Tony passe aux aveux : il était de mèche avec Franck, mon collègue ! Celui-ci lui a transmis l’information concernant mon carnet dans lequel j’avais noté les codes du coffre-fort de la banque. Quel traitre !!! C’est pour ça que Tony avait volé mon carnet ! Je demande à Tony :

« Mais pourquoi braquer une banque ? Vous êtes déjà riche !

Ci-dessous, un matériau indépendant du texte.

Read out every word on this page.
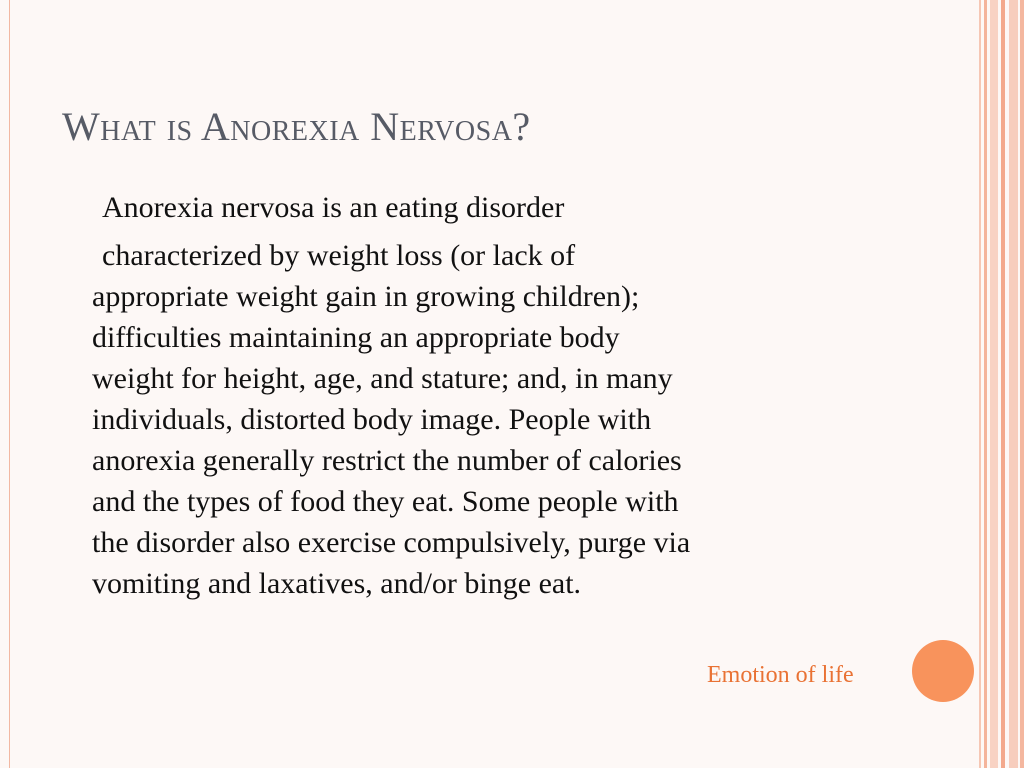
What is Anorexia Nervosa?

Anorexia nervosa is an eating disorder

characterized by weight loss (or lack of

appropriate weight gain in growing children);

difficulties maintaining an appropriate body

weight for height, age, and stature; and, in many

individuals, distorted body image. People with

anorexia generally restrict the number of calories

and the types of food they eat. Some people with

the disorder also exercise compulsively, purge via

vomiting and laxatives, and/or binge eat.

Emotion of life
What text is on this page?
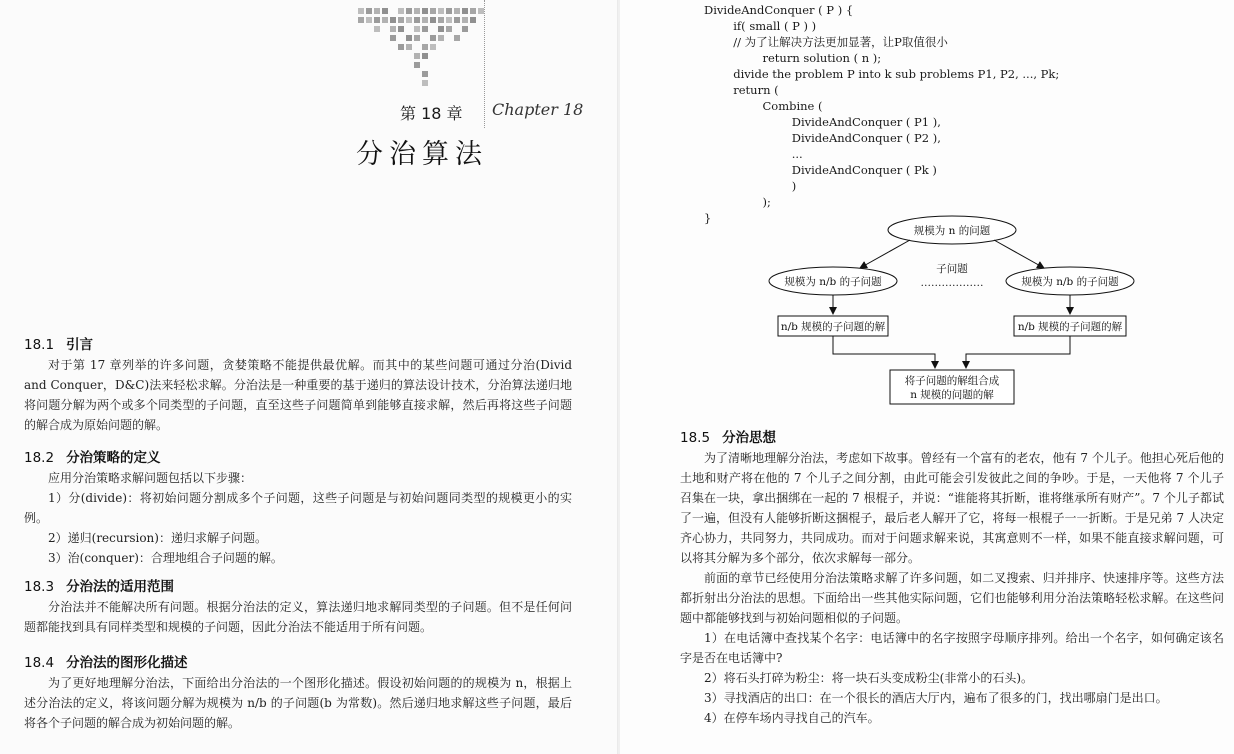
第 18 章 Chapter 18
分治算法
18.1 引言
对于第 17 章列举的许多问题，贪婪策略不能提供最优解。而其中的某些问题可通过分治(Divid and Conquer，D&C)法来轻松求解。分治法是一种重要的基于递归的算法设计技术，分治算法递归地将问题分解为两个或多个同类型的子问题，直至这些子问题简单到能够直接求解，然后再将这些子问题的解合成为原始问题的解。
18.2 分治策略的定义
应用分治策略求解问题包括以下步骤：
1）分(divide)：将初始问题分割成多个子问题，这些子问题是与初始问题同类型的规模更小的实例。
2）递归(recursion)：递归求解子问题。
3）治(conquer)：合理地组合子问题的解。
18.3 分治法的适用范围
分治法并不能解决所有问题。根据分治法的定义，算法递归地求解同类型的子问题。但不是任何问题都能找到具有同样类型和规模的子问题，因此分治法不能适用于所有问题。
18.4 分治法的图形化描述
为了更好地理解分治法，下面给出分治法的一个图形化描述。假设初始问题的的规模为 n，根据上述分治法的定义，将该问题分解为规模为 n/b 的子问题(b 为常数)。然后递归地求解这些子问题，最后将各个子问题的解合成为初始问题的解。
DivideAndConquer ( P ) {
if( small ( P ) )
// 为了让解决方法更加显著，让P取值很小
return solution ( n );
divide the problem P into k sub problems P1, P2, ..., Pk;
return (
Combine (
DivideAndConquer ( P1 ),
DivideAndConquer ( P2 ),
...
DivideAndConquer ( Pk )
)
);
}
规模为 n 的问题
规模为 n/b 的子问题	规模为 n/b 的子问题
子问题
………………
n/b 规模的子问题的解	n/b 规模的子问题的解
将子问题的解组合成
n 规模的问题的解
18.5 分治思想
为了清晰地理解分治法，考虑如下故事。曾经有一个富有的老农，他有 7 个儿子。他担心死后他的土地和财产将在他的 7 个儿子之间分割，由此可能会引发彼此之间的争吵。于是，一天他将 7 个儿子召集在一块，拿出捆绑在一起的 7 根棍子，并说：“谁能将其折断，谁将继承所有财产”。7 个儿子都试了一遍，但没有人能够折断这捆棍子，最后老人解开了它，将每一根棍子一一折断。于是兄弟 7 人决定齐心协力，共同努力，共同成功。而对于问题求解来说，其寓意则不一样，如果不能直接求解问题，可以将其分解为多个部分，依次求解每一部分。
前面的章节已经使用分治法策略求解了许多问题，如二叉搜索、归并排序、快速排序等。这些方法都折射出分治法的思想。下面给出一些其他实际问题，它们也能够利用分治法策略轻松求解。在这些问题中都能够找到与初始问题相似的子问题。
1）在电话簿中查找某个名字：电话簿中的名字按照字母顺序排列。给出一个名字，如何确定该名字是否在电话簿中?
2）将石头打碎为粉尘：将一块石头变成粉尘(非常小的石头)。
3）寻找酒店的出口：在一个很长的酒店大厅内，遍布了很多的门，找出哪扇门是出口。
4）在停车场内寻找自己的汽车。
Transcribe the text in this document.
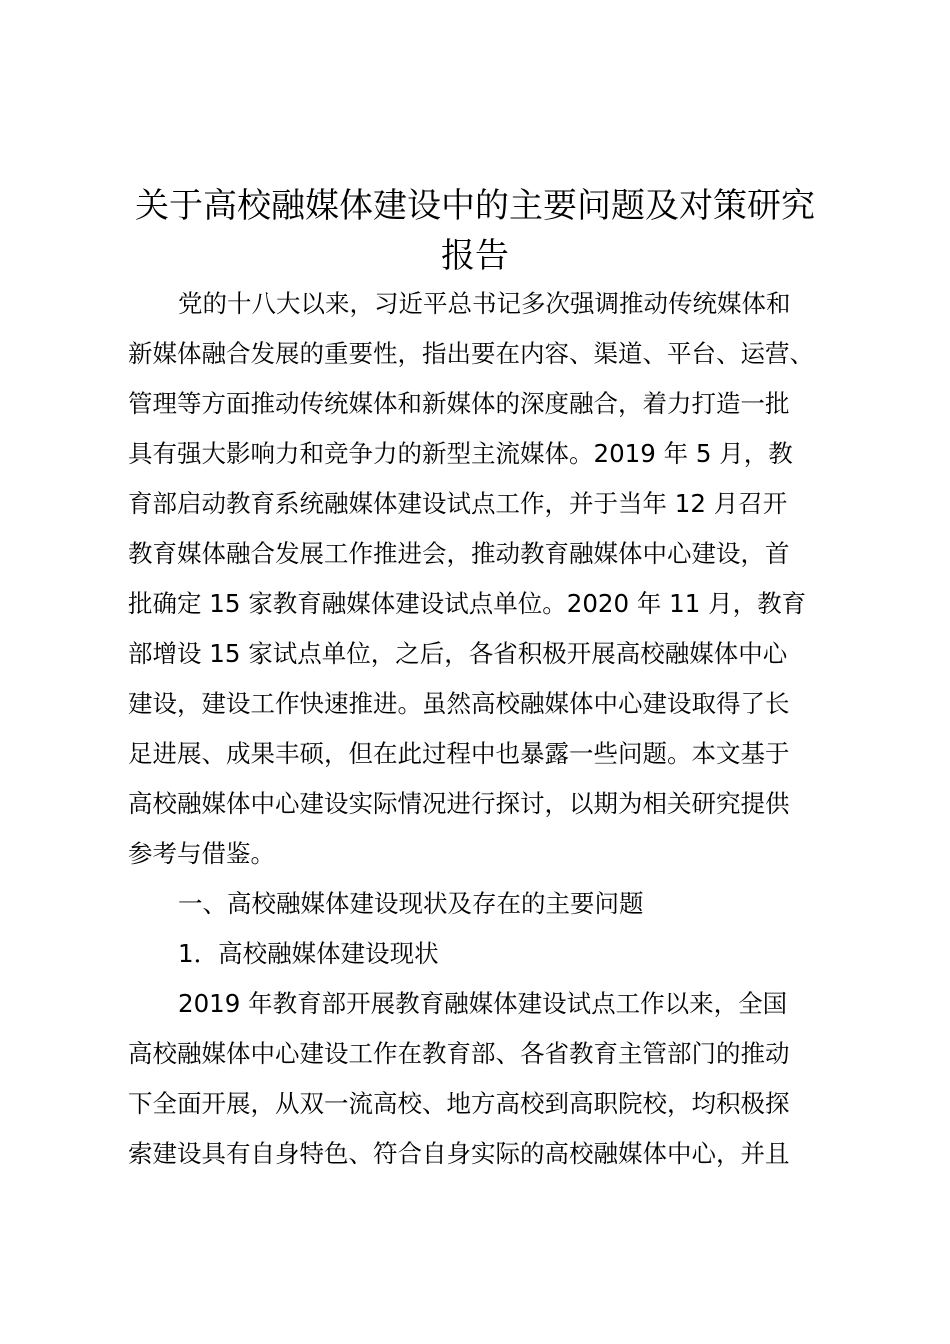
关于高校融媒体建设中的主要问题及对策研究
报告
党的十八大以来，习近平总书记多次强调推动传统媒体和
新媒体融合发展的重要性，指出要在内容、渠道、平台、运营、
管理等方面推动传统媒体和新媒体的深度融合，着力打造一批
具有强大影响力和竞争力的新型主流媒体。2019 年 5 月，教
育部启动教育系统融媒体建设试点工作，并于当年 12 月召开
教育媒体融合发展工作推进会，推动教育融媒体中心建设，首
批确定 15 家教育融媒体建设试点单位。2020 年 11 月，教育
部增设 15 家试点单位，之后，各省积极开展高校融媒体中心
建设，建设工作快速推进。虽然高校融媒体中心建设取得了长
足进展、成果丰硕，但在此过程中也暴露一些问题。本文基于
高校融媒体中心建设实际情况进行探讨，以期为相关研究提供
参考与借鉴。
一、高校融媒体建设现状及存在的主要问题
1．高校融媒体建设现状
2019 年教育部开展教育融媒体建设试点工作以来，全国
高校融媒体中心建设工作在教育部、各省教育主管部门的推动
下全面开展，从双一流高校、地方高校到高职院校，均积极探
索建设具有自身特色、符合自身实际的高校融媒体中心，并且
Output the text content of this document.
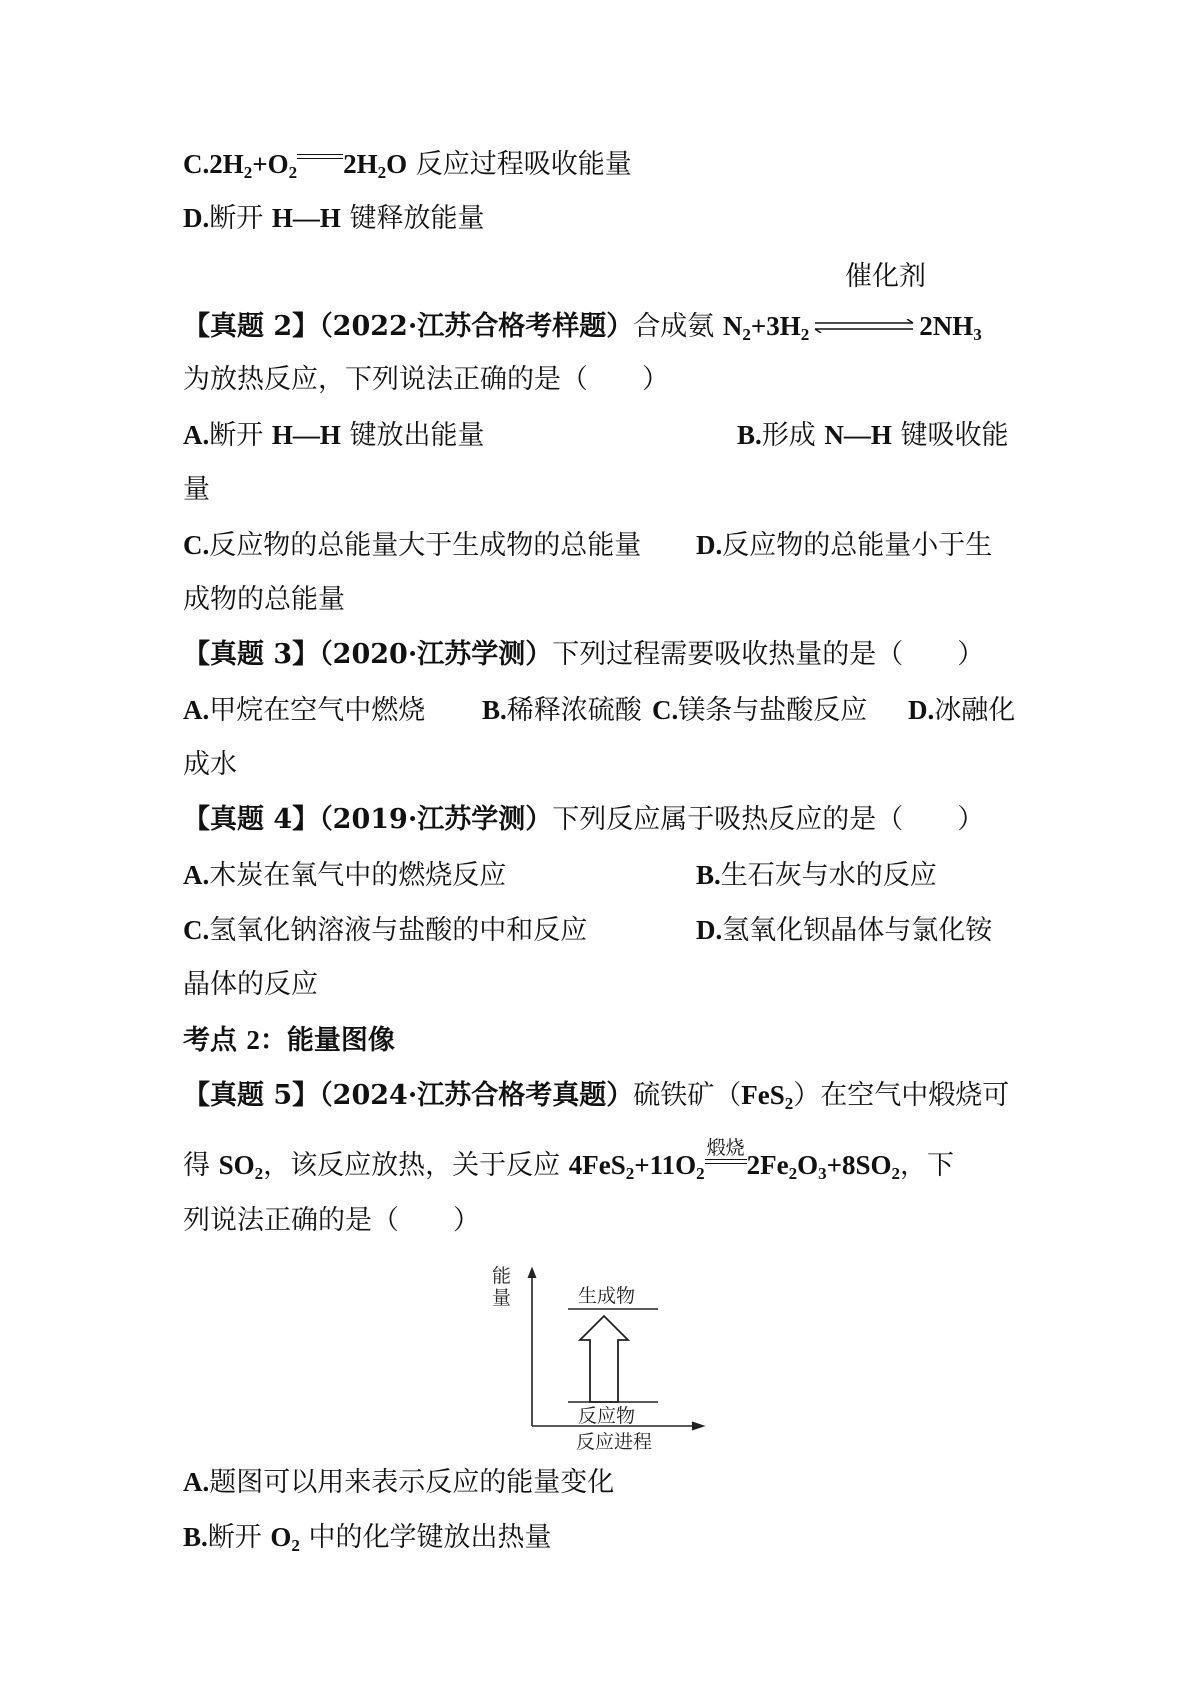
$C.2H_2+O_2$ $2H_2O$ 反应过程吸收能量
D.断开 H—H 键释放能量
催化剂
【真题 2】（2022·江苏合格考样题）合成氨 $N_2+3H_2$	$2NH_3$
为放热反应，下列说法正确的是（　　）
A.断开 H—H 键放出能量	B.形成 N—H 键吸收能
量
C.反应物的总能量大于生成物的总能量 D.反应物的总能量小于生
成物的总能量
【真题 3】（2020·江苏学测）下列过程需要吸收热量的是（　　）
A.甲烷在空气中燃烧 B.稀释浓硫酸 C.镁条与盐酸反应 D.冰融化
成水
【真题 4】（2019·江苏学测）下列反应属于吸热反应的是（　　）
A.木炭在氧气中的燃烧反应	B.生石灰与水的反应
C.氢氧化钠溶液与盐酸的中和反应	D.氢氧化钡晶体与氯化铵
晶体的反应
考点 2：能量图像
【真题 5】（2024·江苏合格考真题）硫铁矿（FeS$_2$）在空气中煅烧可
得 $SO_2$，该反应放热，关于反应 $4FeS_2+11O_2$
煅烧
$2Fe_2O_3+8SO_2$，下
列说法正确的是（　　）
能
量	生成物
反应物
反应进程
A.题图可以用来表示反应的能量变化
B.断开 $O_2$ 中的化学键放出热量
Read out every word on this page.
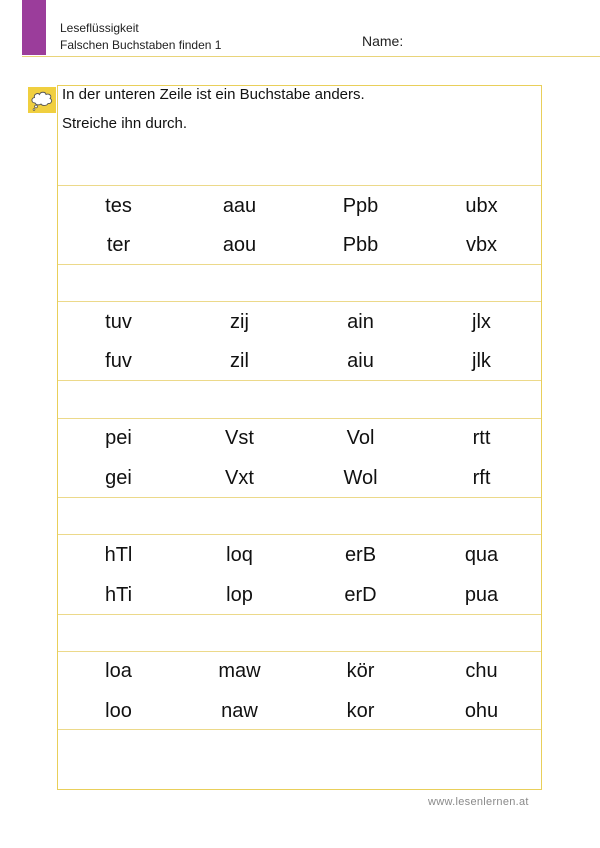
Leseflüssigkeit
Falschen Buchstaben finden 1	Name:
In der unteren Zeile ist ein Buchstabe anders.
Streiche ihn durch.
tes	aau	Ppb	ubx
ter	aou	Pbb	vbx
tuv	zij	ain	jlx
fuv	zil	aiu	jlk
pei	Vst	Vol	rtt
gei	Vxt	Wol	rft
hTl	loq	erB	qua
hTi	lop	erD	pua
loa	maw	kör	chu
loo	naw	kor	ohu
www.lesenlernen.at
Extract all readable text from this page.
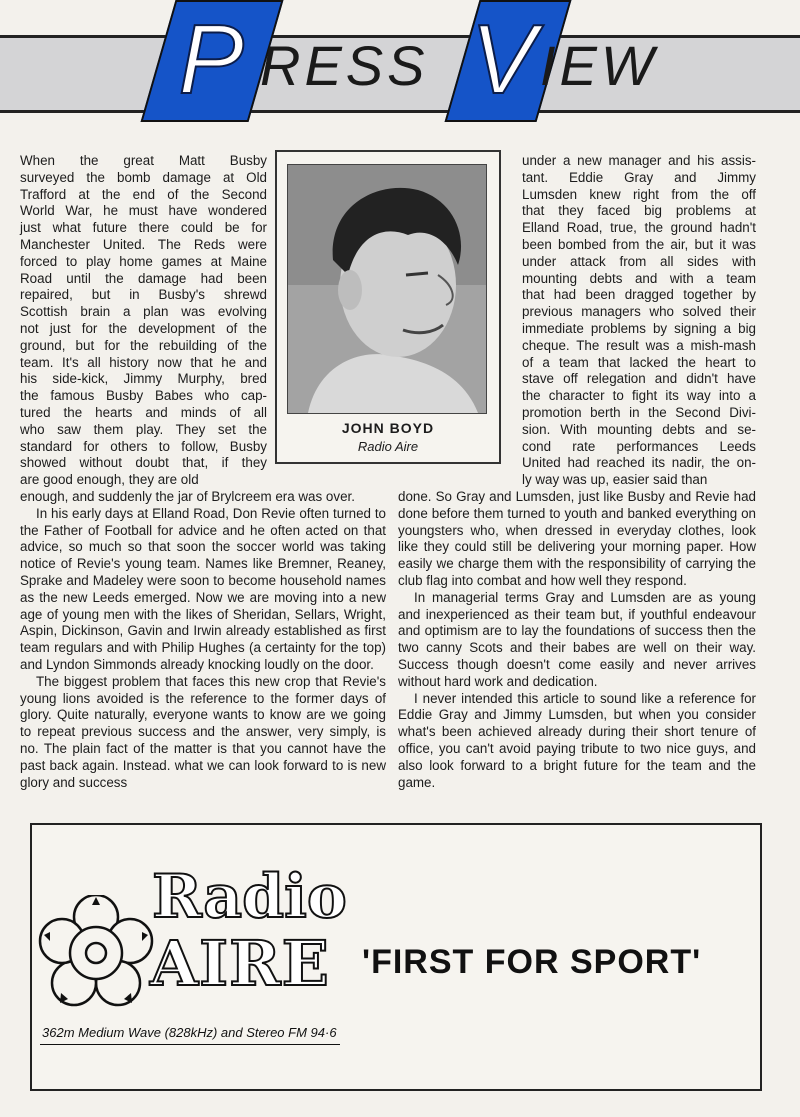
P RESS V IEW
When the great Matt Busby
surveyed the bomb damage at Old
Trafford at the end of the Second
World War, he must have wondered
just what future there could be for
Manchester United. The Reds were
forced to play home games at Maine
Road until the damage had been
repaired, but in Busby's shrewd
Scottish brain a plan was evolving
not just for the development of the
ground, but for the rebuilding of the
team. It's all history now that he and
his side-kick, Jimmy Murphy, bred
the famous Busby Babes who cap-
tured the hearts and minds of all
who saw them play. They set the
standard for others to follow, Busby
showed without doubt that, if they
are good enough, they are old

enough, and suddenly the jar of Brylcreem era was over.

In his early days at Elland Road, Don Revie often turned to the Father of Football for advice and he often acted on that advice, so much so that soon the soccer world was taking notice of Revie's young team. Names like Bremner, Reaney, Sprake and Madeley were soon to become household names as the new Leeds emerged. Now we are moving into a new age of young men with the likes of Sheridan, Sellars, Wright, Aspin, Dickinson, Gavin and Irwin already established as first team regulars and with Philip Hughes (a certainty for the top) and Lyndon Simmonds already knocking loudly on the door.

The biggest problem that faces this new crop that Revie's young lions avoided is the reference to the former days of glory. Quite naturally, everyone wants to know are we going to repeat previous success and the answer, very simply, is no. The plain fact of the matter is that you cannot have the past back again. Instead. what we can look forward to is new glory and success

JOHN BOYD
Radio Aire
under a new manager and his assis-
tant. Eddie Gray and Jimmy
Lumsden knew right from the off
that they faced big problems at
Elland Road, true, the ground hadn't
been bombed from the air, but it was
under attack from all sides with
mounting debts and with a team
that had been dragged together by
previous managers who solved their
immediate problems by signing a big
cheque. The result was a mish-mash
of a team that lacked the heart to
stave off relegation and didn't have
the character to fight its way into a
promotion berth in the Second Divi-
sion. With mounting debts and se-
cond rate performances Leeds
United had reached its nadir, the on-
ly way was up, easier said than

done. So Gray and Lumsden, just like Busby and Revie had done before them turned to youth and banked everything on youngsters who, when dressed in everyday clothes, look like they could still be delivering your morning paper. How easily we charge them with the responsibility of carrying the club flag into combat and how well they respond.

In managerial terms Gray and Lumsden are as young and inexperienced as their team but, if youthful endeavour and optimism are to lay the foundations of success then the two canny Scots and their babes are well on their way. Success though doesn't come easily and never arrives without hard work and dedication.

I never intended this article to sound like a reference for Eddie Gray and Jimmy Lumsden, but when you consider what's been achieved already during their short tenure of office, you can't avoid paying tribute to two nice guys, and also look forward to a bright future for the team and the game.

Radio
AIRE 'FIRST FOR SPORT'
362m Medium Wave (828kHz) and Stereo FM 94·6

– Je voulais passer des vacances à Hawaï sans toucher à mon argent…

– Et bien vous passerez vos vacances en prison ! »

Partie 5 La situation finale du 7 mars au 18 mars 2022 Classe de Mme Kayser

Tony est emmené au commissariat en garde à vue dans l’attente d’être jugé. Le lendemain matin, Léon se rend au commissariat pour travailler et raconte sa nuit mouvementée à ses collègues, il a compris que Franck l’avait trahi. Chacun retourne à son poste de travail, mais Franck trouve sur son bureau un message : « pas la peine de masquer ton numéro, je t’ai reconnu, sale traitre ».

Quand Léon passe devant le bureau de Franck à l’heure de la pause-café, il surprend une conversation entre Franck et Alice, Franck ne sait plus quoi faire…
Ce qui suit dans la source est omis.